Como quien saca de su cartera un dinero que es producto de distintos esfuerzos, Erdosain sacaba de las alcobas de la casa negra una mujer fragmentaria y completa, una mujer compuesta por cien mujeres despedazadas por los cien deseos siempre iguales, renova­dos a la presencia de semejantes mujeres.

Porque ésta tenía las rodillas de una muchacha a quien el viento soslayaba la pollera mientras esperaba el ómnibus, y los muslos que recordaba haber visto en una postal porno­gráfica, y la sonrisa triste y desvanecida de una colegiala que hacía mucho tiempo había encontrado en el tranvía, y los ojos verdosos de una modistilla con la pálida boca rodeada de granos que los domingos salía, al atardecer, con una amiga, para bailar en esos centros re­creativos, donde los tenderos empujan con sus braguetas sublevadas a las mocitas que gustan de los hombres.

Esta mujer arbitraria, amasada con la carnadura de todas las mujeres que no había podido poseer, tenía con él esas complacencias que tienen las novias prudentes que ya han dejado las manos en las entrepiernas de sus novios sin dejar por ello de ser honestas. Iba hacia él. Tenía las nalgas contenidas por una faja ortopédica, que dejaba libres sus senos ligeramente combados, y sus modales eran irreprochables como los de una señorita educada que sabe razonar, lo cual no le impide dejar que su novio pierda los dedos en el corpiño entreabierto por un olvido.

Luego caía en los abismos de la casa negra. ¡La casa negra! Erdosain, de aquellos tiempos conservaba un recuerdo abominable; tenía la sensación de que había vivido en el interior de un infierno, cuyo contenido diabólico lo acompañaba a través de los días, y aun a pocos de los de su muerte, perseguido por la justicia. Cuando volcaba su memoria hacia

aquella época se exaltaba sobriamente, una llama roja brillaba ante sus ojos, y tal era su doloroso furor, que hubiera querido de un salto llegar hasta más allá de las estrellas, quemar­se en una hoguera que limpiara su presente de todo aquel terrible pasado, persistente e inevi­table.

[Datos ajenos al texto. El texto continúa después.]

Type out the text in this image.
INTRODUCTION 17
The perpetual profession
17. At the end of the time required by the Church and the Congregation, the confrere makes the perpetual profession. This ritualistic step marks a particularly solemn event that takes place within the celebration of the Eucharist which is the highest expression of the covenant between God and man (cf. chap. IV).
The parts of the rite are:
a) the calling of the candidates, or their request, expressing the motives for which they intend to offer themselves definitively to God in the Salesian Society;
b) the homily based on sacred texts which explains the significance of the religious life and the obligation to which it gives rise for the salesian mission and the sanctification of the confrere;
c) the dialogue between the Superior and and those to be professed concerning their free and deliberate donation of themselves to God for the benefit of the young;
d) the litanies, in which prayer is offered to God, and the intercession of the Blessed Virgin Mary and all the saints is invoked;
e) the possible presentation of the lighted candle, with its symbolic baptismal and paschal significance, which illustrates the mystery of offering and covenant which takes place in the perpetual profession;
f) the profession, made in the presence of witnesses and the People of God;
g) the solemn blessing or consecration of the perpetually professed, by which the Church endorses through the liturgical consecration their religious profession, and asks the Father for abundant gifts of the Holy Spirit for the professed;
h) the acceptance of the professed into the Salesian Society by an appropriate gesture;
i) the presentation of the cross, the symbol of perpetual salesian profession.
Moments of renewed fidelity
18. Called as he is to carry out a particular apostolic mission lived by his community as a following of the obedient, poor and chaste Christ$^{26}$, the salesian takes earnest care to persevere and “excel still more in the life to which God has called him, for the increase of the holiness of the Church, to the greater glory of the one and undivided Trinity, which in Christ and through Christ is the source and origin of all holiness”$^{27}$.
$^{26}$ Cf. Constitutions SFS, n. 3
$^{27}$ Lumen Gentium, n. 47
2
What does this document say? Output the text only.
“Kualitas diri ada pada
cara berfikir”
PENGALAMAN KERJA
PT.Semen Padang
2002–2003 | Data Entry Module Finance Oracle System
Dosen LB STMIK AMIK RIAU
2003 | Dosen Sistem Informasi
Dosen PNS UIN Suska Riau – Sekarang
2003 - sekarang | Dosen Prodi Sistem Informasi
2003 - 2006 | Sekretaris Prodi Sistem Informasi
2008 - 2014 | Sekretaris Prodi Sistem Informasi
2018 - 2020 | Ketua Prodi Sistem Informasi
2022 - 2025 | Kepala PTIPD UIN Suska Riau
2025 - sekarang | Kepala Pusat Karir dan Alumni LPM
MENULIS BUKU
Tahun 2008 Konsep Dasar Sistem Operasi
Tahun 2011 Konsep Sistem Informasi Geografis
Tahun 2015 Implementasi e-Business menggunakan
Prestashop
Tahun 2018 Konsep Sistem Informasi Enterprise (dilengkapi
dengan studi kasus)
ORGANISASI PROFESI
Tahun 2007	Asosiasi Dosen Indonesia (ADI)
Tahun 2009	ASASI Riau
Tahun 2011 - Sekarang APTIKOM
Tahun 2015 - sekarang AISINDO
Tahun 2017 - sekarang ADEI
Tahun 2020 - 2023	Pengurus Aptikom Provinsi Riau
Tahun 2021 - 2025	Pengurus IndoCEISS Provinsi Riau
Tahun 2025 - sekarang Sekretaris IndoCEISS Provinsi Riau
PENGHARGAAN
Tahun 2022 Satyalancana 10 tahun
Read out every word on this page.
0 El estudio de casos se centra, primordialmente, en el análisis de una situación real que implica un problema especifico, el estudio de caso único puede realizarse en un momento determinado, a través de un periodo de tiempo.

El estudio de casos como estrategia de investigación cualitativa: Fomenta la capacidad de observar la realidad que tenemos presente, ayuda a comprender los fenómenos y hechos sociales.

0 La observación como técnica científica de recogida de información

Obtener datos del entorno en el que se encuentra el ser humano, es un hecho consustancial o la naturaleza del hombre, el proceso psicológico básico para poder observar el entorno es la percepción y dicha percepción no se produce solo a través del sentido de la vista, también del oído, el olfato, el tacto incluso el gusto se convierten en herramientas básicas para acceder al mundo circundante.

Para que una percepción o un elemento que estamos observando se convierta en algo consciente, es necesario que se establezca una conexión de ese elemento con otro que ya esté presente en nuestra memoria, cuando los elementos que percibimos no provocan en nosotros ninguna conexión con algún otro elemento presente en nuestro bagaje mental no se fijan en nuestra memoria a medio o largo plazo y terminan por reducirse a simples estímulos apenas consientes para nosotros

¡La casa negra! Aún me parece tener ante los ojos el semblante enrigecido del hom­bre taciturno, que de pronto levantaba la cabeza hacia el cielorraso, luego bajaba los ojos hasta ponerlos a la altura de los míos y sonriendo fríamente, agregaba:

-Vaya, dígales a los hombres lo que es la casa negra. Y que yo era un asesino. Y sin embargo yo, el asesino, he amado todas las bellezas y he luchado en mí mismo contra todas las horribles tentaciones que hora tras hora subían de mis entrañas. He sufrido por mí, y por los otros, ¿se da cuenta?, también por los otros…

La circular

El secuestro se llevó a cabo diez días después de la fuga del Elsa. El día catorce de agosto Erdosain recibió la visita del Astrólogo, mas, como había salido, al regresar encontró tirado bajo la puerta un sobre. Este contenía una circular falsificada, del Ministerio de Gue­rra, comunicándole a Erdosain de la supuesta dirección del capitán Belaunde y una curiosa posdata que decía así:

«Lo esperaré hasta el día veinte todas las mañanas de diez a once, en compañía de Barsut. Llame y entre sin esperar. No venga a visitarme solo».

Erdosain leyó la carta del Astrólogo y quedó pensativo. Se había olvidado de Barsut. Sabía que tenía que matarlo, luego tal determinación se cubrió de tinieblas, y los días que ocupaban el intervalo, y que transcurriera embotado, se fueron para siempre. «Tenía que matarlo a Barsut». La explicación de la palabra «tenía» podría encontrarse como la caracte­rística de la locura de Erdosain. Cuando le interrogué a ese respecto, me contesto: «Tenía que matarlo, porque si no no hubiera vivido tranquilo. Matar a Barsut era una condición previa para existir, como lo es para otros el respirar aire puro».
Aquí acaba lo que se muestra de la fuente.